In this story, our hero is a boy with the unlikely name of Hiccup, a young Viking who doesn’t fit in because, essentially, he does think about things…too much so in the eyes of his family and peers. He is basically a Viking geek. But…he begins to enjoy some success when he focuses his interest on the dragon his invention brings down unbeknownst to anyone else(again, I’m trying not to reveal too much plot so you can watch this with enjoyment). That interest is focused in a unique way, however. While everyone else is consumed by ways to kill dragons, Hiccup learns by observation about dragons, which in turn helps him overcome dragon opponents in the training arena without killing them. He uses a combination of observation, logic (basically the scientific method), and creativity to discern what causes dragon behavior and uses that knowledge to overcome multiple obstacles.

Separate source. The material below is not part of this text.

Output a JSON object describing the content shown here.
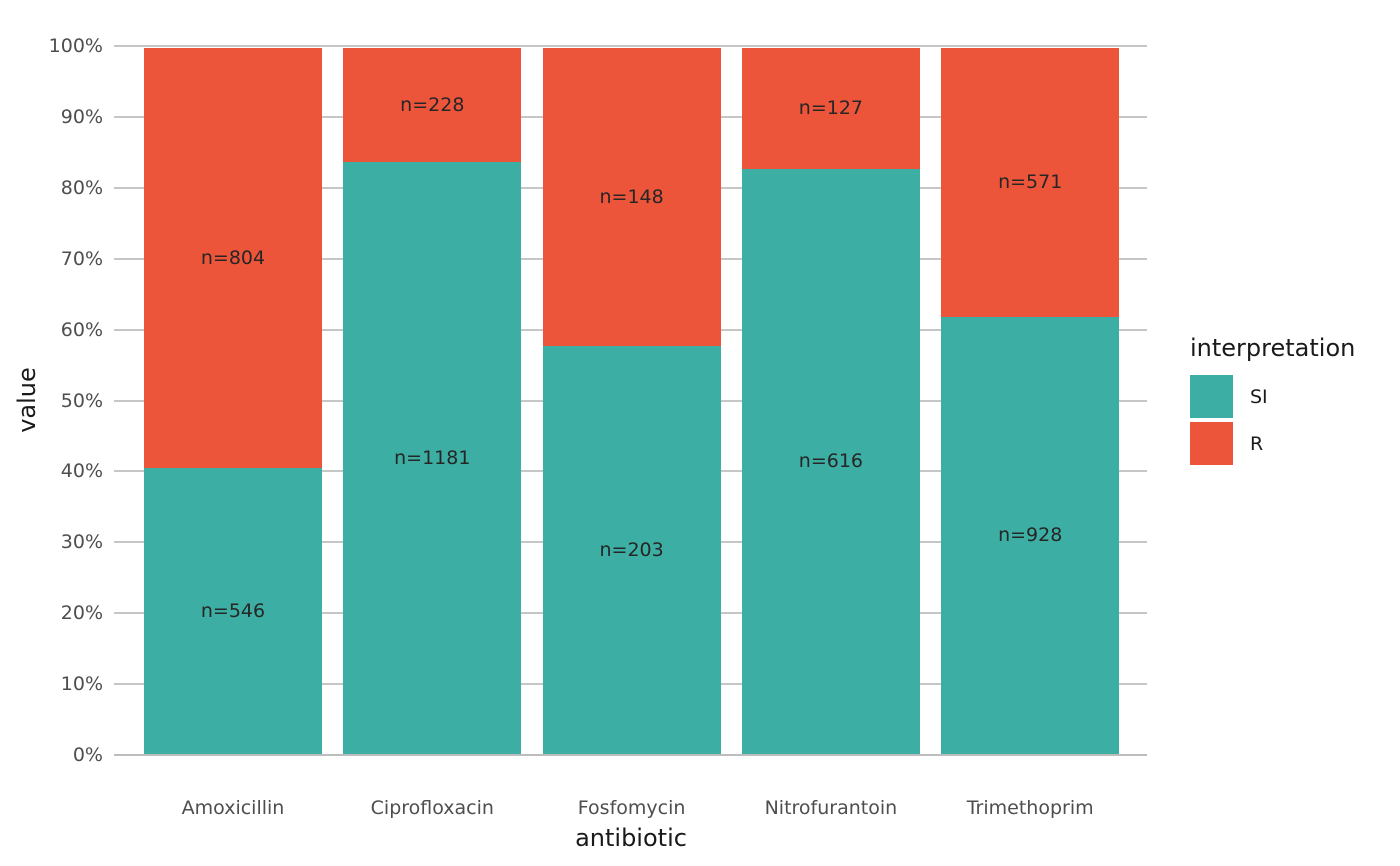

He is rewarded with a friendship with this dragon that eventually culminates in the two of them synergistically conquering an evil greater that all the other dragons combined, as well as the prejudice of his family and peers.
In other words, the worldview espoused by this video is that of thinking and doing regardless of how you feel, of overcoming with facts and data. As mentioned, courage and creativity are still necessary elements, but they are grounded in reality. This is the Christian worldview that has fueled all of western civilization for centuries.
Again, this high level analysis of the two distinct worldviews in these videos is not to say that they shouldn’t be watched, or that there are not other elements in each that are objectionable or commendable. Just be aware that there is more to these films than may initially meet the eye. Neither are like Avatar that wore its liberalism so loudly and proudly that all reviewers with functioning synapses noted the incredibly strong liberal bias of the worldview in that one. But even Avatar was/is still a rollicking good adventure with phenomenal CGI effects, as long as you remember that it is only fiction!
And that is part of the key to watching any video. Remember that it is only entertainment and not education regardless of how serious the filmmaker may want you to take their work. And remember to use it to create your own learning moment to teach the lessons of life that will allow your children/pupils to function in the real world.
Now, if you’ll excuse me, I need to get a refill of my popcorn.